Panels and Shenanigans
I listened to several excellent panels, and had the chance to sit in on a few myself. One was a panel on “Aviary of the Skies” with my buddy Auston Habershaw, who already beat me to the punch in sharing his WFC 2016 impressions. Somehow I also shoehorned my way onto a wonderful panel about how George RR Martin has changed fantasy. We had a great set of panelists that included Ginjer Buchanan, a longtime editor for Ace/Roc (now retired) who’s known GRRM personally for many years. Everyone had plenty to say, and the hour flew by. I’d do that panel again in a heartbeat!
Between panels, I enjoyed meeting some fellow Harper Voyager authors — Laura Bickle, Kelley Grant, and Sarah Beth Durst — as well as several online friends from the Codex forums (I offered the secret handshake and everything). My agent Paul Stevens took me out to dinner on Saturday to the Flatiron restaurant, which is modeled after the NYC building and thus made him feel right at home.
WFC Awards Banquet
The high point of the convention was the banquet, where I was lucky enough to sit at a table reserved by Jen Brehl, my publisher’s editorial director. One of her authors, Paul Tremblay, was nominated for the WFC award for best novel.
The table had a prime location near the stage, so I had a front-row seat for the awards portion of the banquet. Presenters Gordon Van Gelder and Jo Fletcher proved capable and dignified hosts for the affair.
If I’m honest, my favorite part of the banquet was between the meal and the awards, when I got to mingle among some of the SF/F elite. I enjoyed meeting editors like Scott H. Andrews (of BCS Magazine) and Ellen Datlow (Tor.com), and authors such as Max Gladstone, Kay Kenyon, and Guy Gavriel Kay. I might have even snuck into a photograph with the latter!

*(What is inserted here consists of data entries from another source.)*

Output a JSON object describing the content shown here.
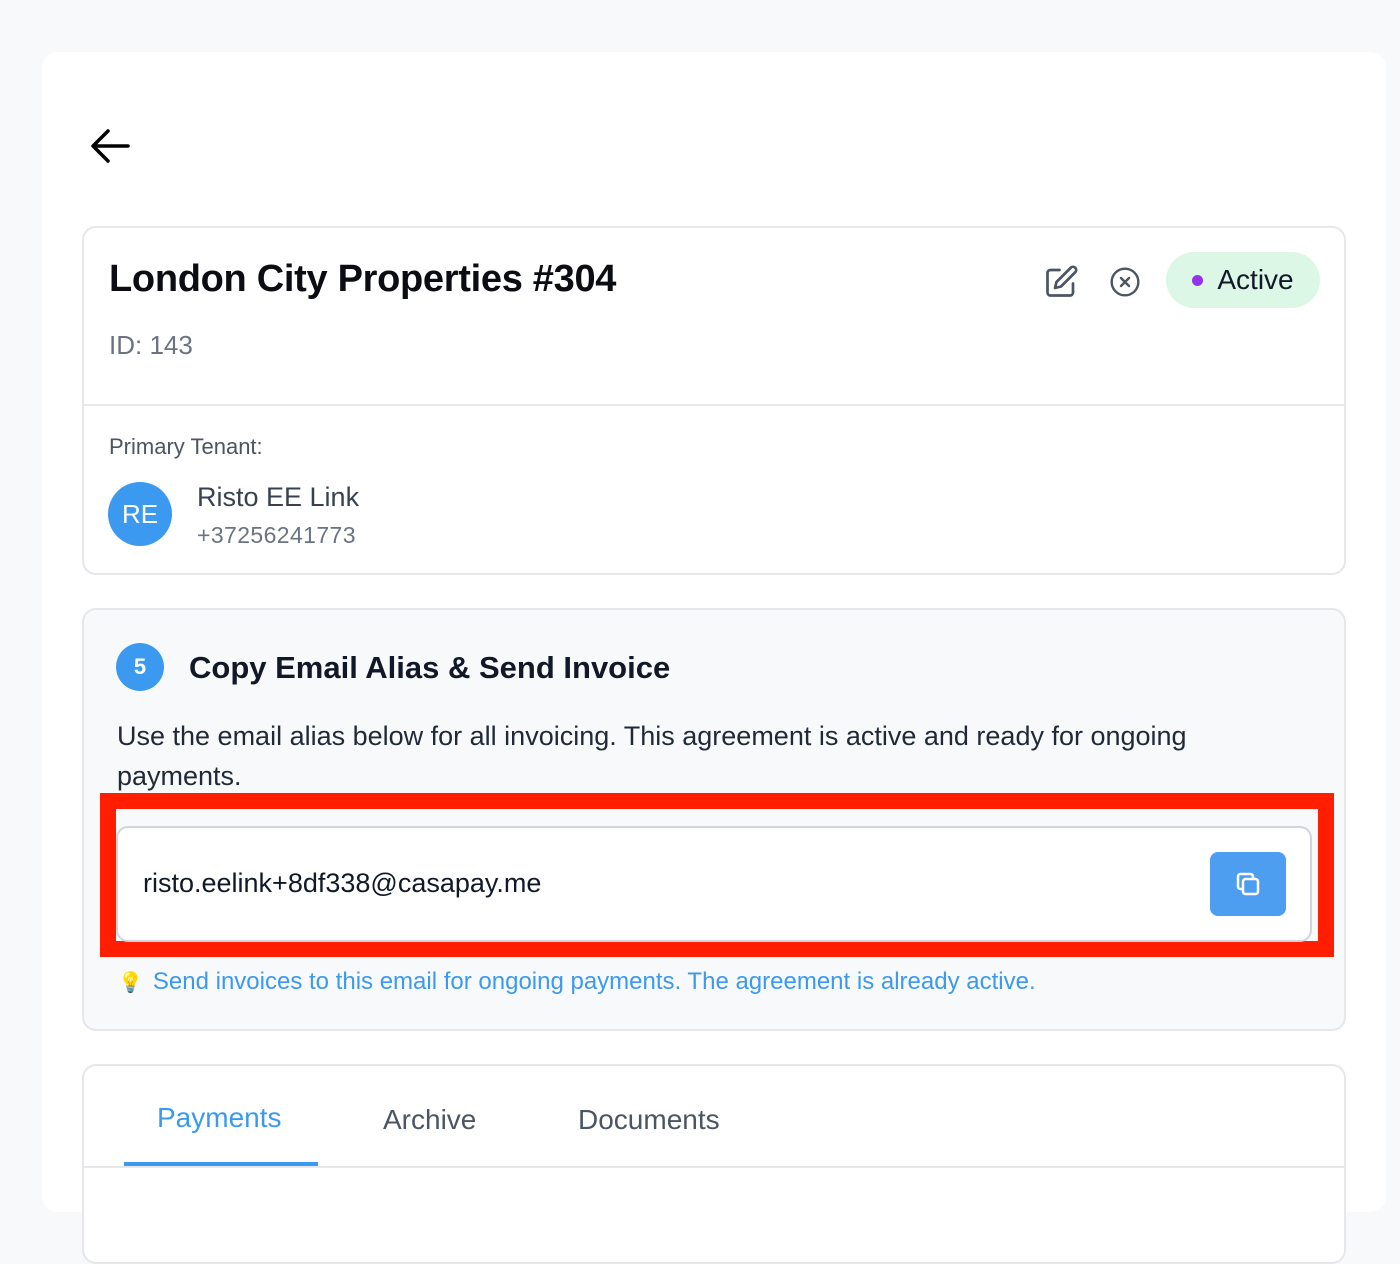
{
  "header": {
    "title": "London City Properties #304",
    "id_label": "ID: 143",
    "status": "Active",
    "status_color": "#9333ea",
    "actions": [
      "edit-icon",
      "cancel-icon"
    ]
  },
  "tenant": {
    "label": "Primary Tenant:",
    "initials": "RE",
    "name": "Risto EE Link",
    "phone": "+37256241773"
  },
  "alias_step": {
    "step_number": "5",
    "title": "Copy Email Alias & Send Invoice",
    "description": "Use the email alias below for all invoicing. This agreement is active and ready for ongoing payments.",
    "email_alias": "risto.eelink+8df338@casapay.me",
    "hint": "Send invoices to this email for ongoing payments. The agreement is already active.",
    "hint_icon": "lightbulb-icon"
  },
  "tabs": [
    {
      "label": "Payments",
      "active": true
    },
    {
      "label": "Archive",
      "active": false
    },
    {
      "label": "Documents",
      "active": false
    }
  ],
  "colors": {
    "accent": "#3b9aef",
    "active_pill_bg": "#ddf7e6",
    "highlight": "#ff1e00"
  }
}
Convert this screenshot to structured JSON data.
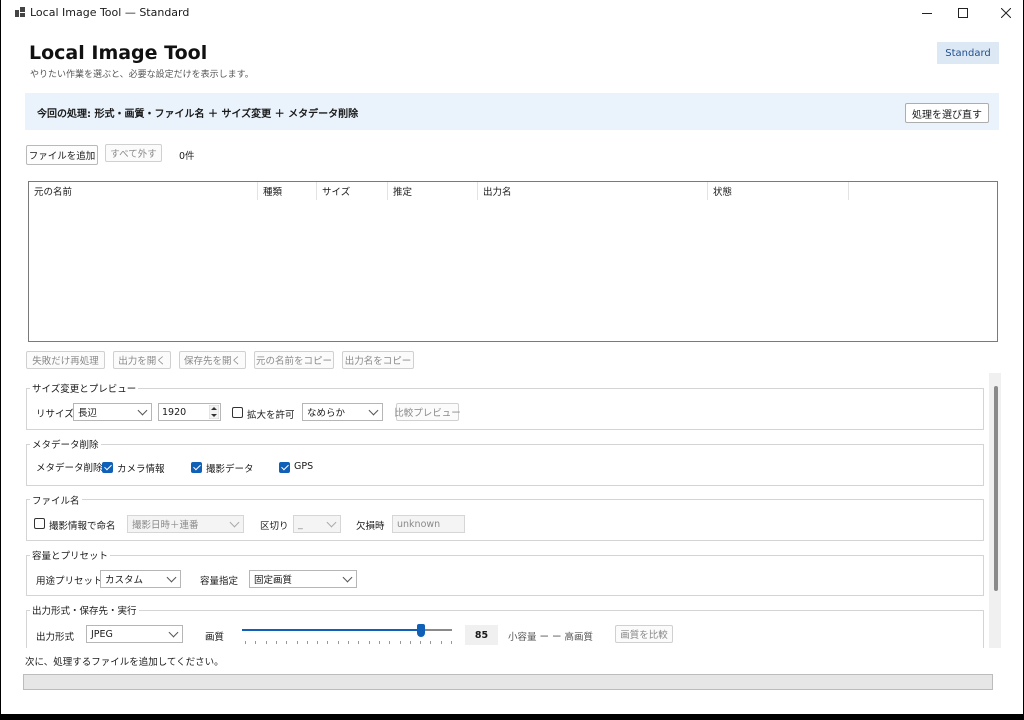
{
  "window": {
    "title": "Local Image Tool — Standard"
  },
  "header": {
    "title": "Local Image Tool",
    "subtitle": "やりたい作業を選ぶと、必要な設定だけを表示します。",
    "mode_badge": "Standard"
  },
  "banner": {
    "text": "今回の処理: 形式・画質・ファイル名 ＋ サイズ変更 ＋ メタデータ削除",
    "reselect_label": "処理を選び直す"
  },
  "file_toolbar": {
    "add_label": "ファイルを追加",
    "remove_all_label": "すべて外す",
    "count": "0件"
  },
  "table": {
    "columns": [
      "元の名前",
      "種類",
      "サイズ",
      "推定",
      "出力名",
      "状態"
    ],
    "rows": []
  },
  "actions": {
    "retry_failed": "失敗だけ再処理",
    "open_output": "出力を開く",
    "open_dest": "保存先を開く",
    "copy_original": "元の名前をコピー",
    "copy_output": "出力名をコピー"
  },
  "resize": {
    "group_label": "サイズ変更とプレビュー",
    "label": "リサイズ",
    "mode": "長辺",
    "size": "1920",
    "allow_upscale_label": "拡大を許可",
    "allow_upscale": false,
    "quality": "なめらか",
    "compare_label": "比較プレビュー"
  },
  "metadata": {
    "group_label": "メタデータ削除",
    "label": "メタデータ削除",
    "camera_label": "カメラ情報",
    "camera": true,
    "shot_label": "撮影データ",
    "shot": true,
    "gps_label": "GPS",
    "gps": true
  },
  "filename": {
    "group_label": "ファイル名",
    "use_exif_label": "撮影情報で命名",
    "use_exif": false,
    "pattern": "撮影日時＋連番",
    "sep_label": "区切り",
    "sep": "_",
    "missing_label": "欠損時",
    "missing_value": "unknown"
  },
  "capacity": {
    "group_label": "容量とプリセット",
    "preset_label": "用途プリセット",
    "preset": "カスタム",
    "size_mode_label": "容量指定",
    "size_mode": "固定画質"
  },
  "output": {
    "group_label": "出力形式・保存先・実行",
    "format_label": "出力形式",
    "format": "JPEG",
    "quality_label": "画質",
    "quality_value": "85",
    "quality_fraction": 0.85,
    "scale_hint": "小容量 ー ー 高画質",
    "compare_label": "画質を比較"
  },
  "status": {
    "message": "次に、処理するファイルを追加してください。",
    "progress": 0
  },
  "colors": {
    "accent": "#1160b7",
    "banner_bg": "#eaf3fc",
    "badge_bg": "#dde8f5"
  }
}
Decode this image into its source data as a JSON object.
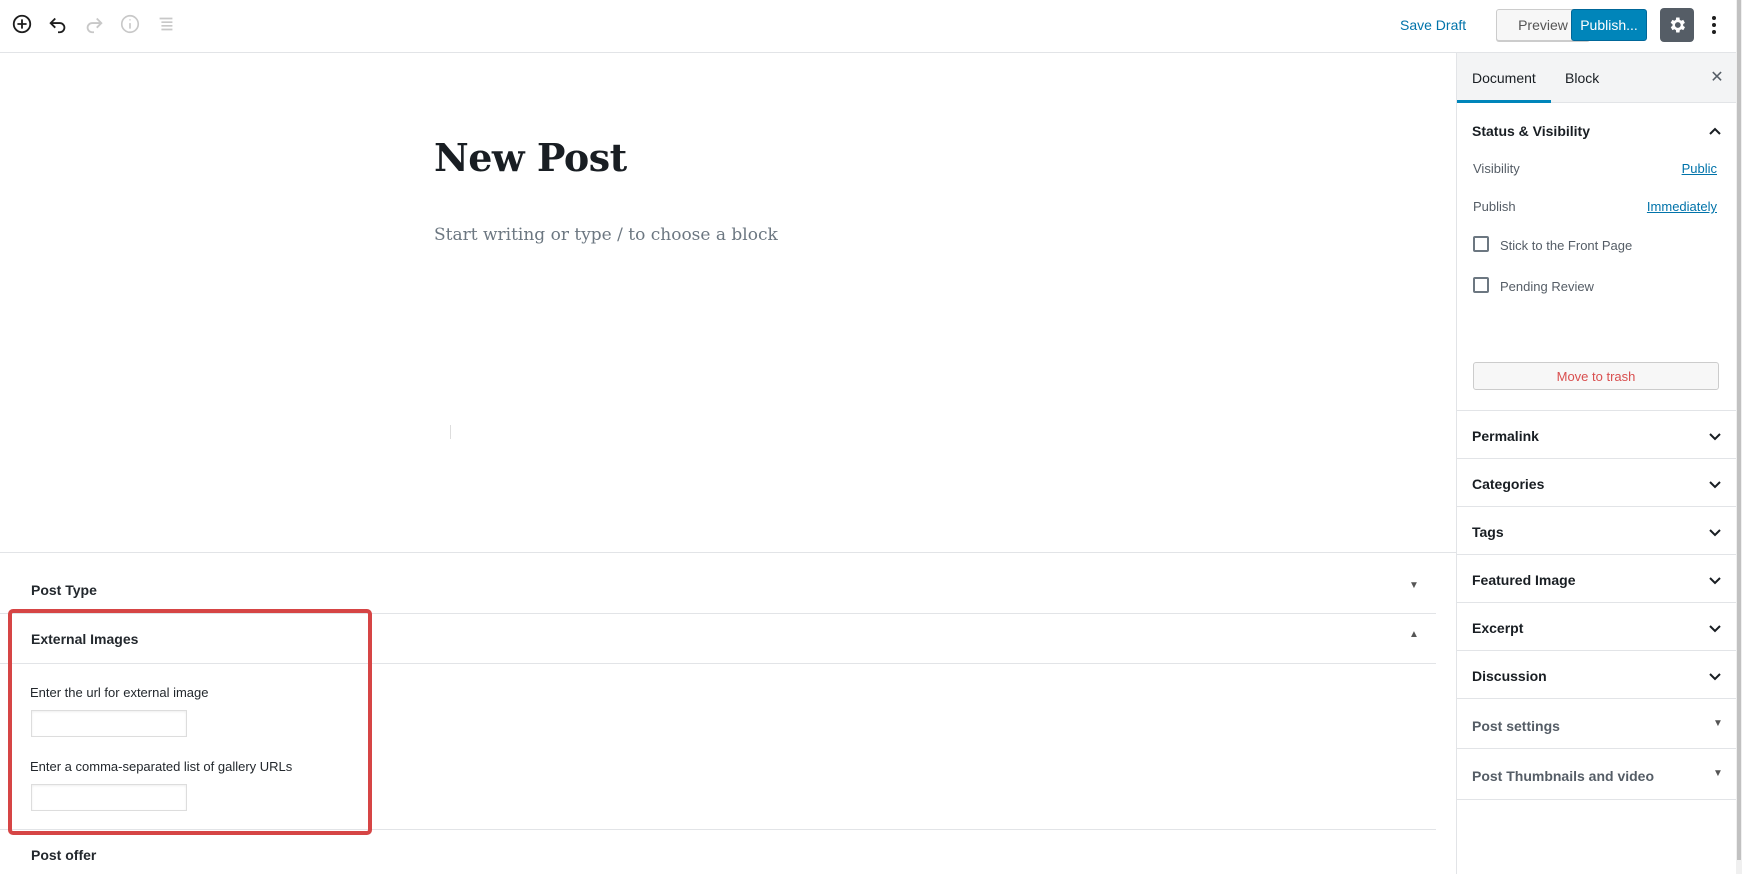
{
  "toolbar": {
    "icons": [
      "add-block-icon",
      "undo-icon",
      "redo-icon",
      "info-icon",
      "block-navigation-icon"
    ],
    "save_draft": "Save Draft",
    "preview": "Preview",
    "publish": "Publish...",
    "settings_icon": "gear-icon",
    "more_icon": "ellipsis-vertical-icon",
    "accent_color": "#0085ba"
  },
  "editor": {
    "title": "New Post",
    "placeholder": "Start writing or type / to choose a block"
  },
  "metaboxes": {
    "post_type": {
      "title": "Post Type",
      "state": "collapsed"
    },
    "external_images": {
      "title": "External Images",
      "state": "expanded",
      "url_label": "Enter the url for external image",
      "url_value": "",
      "gallery_label": "Enter a comma-separated list of gallery URLs",
      "gallery_value": ""
    },
    "post_offer": {
      "title": "Post offer"
    },
    "highlight_color": "#d64545"
  },
  "sidebar": {
    "tabs": [
      {
        "label": "Document",
        "active": true
      },
      {
        "label": "Block",
        "active": false
      }
    ],
    "status": {
      "title": "Status & Visibility",
      "visibility_label": "Visibility",
      "visibility_value": "Public",
      "publish_label": "Publish",
      "publish_value": "Immediately",
      "stick_label": "Stick to the Front Page",
      "stick_checked": false,
      "pending_label": "Pending Review",
      "pending_checked": false,
      "trash_label": "Move to trash"
    },
    "panels": [
      {
        "title": "Permalink"
      },
      {
        "title": "Categories"
      },
      {
        "title": "Tags"
      },
      {
        "title": "Featured Image"
      },
      {
        "title": "Excerpt"
      },
      {
        "title": "Discussion"
      },
      {
        "title": "Post settings"
      },
      {
        "title": "Post Thumbnails and video"
      }
    ]
  }
}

All told, it was a nice little event and the saddest part was when it ended.
Now: NaNoWriMo Is Nigh
November seems to have snuck up on us, so I’m obligated to put you readers on notice. Every November, thousands of writers participate in this crazy attempt to write 50,000 words in a month’s time. It’ll be my eighth year participating in National Novel Writing Month, or NaNoWriMo, and that means I don’t plan to be on the blog, Twitter, or Facebook for the next 30 days.
Side note: there is no better way to get started at writing long fiction, and I’d love for you to join us. Which is free to do. Either way, you can track my progress or add me as a buddy on my NaNoWriMo page.
Take care of yourself, and see you in December!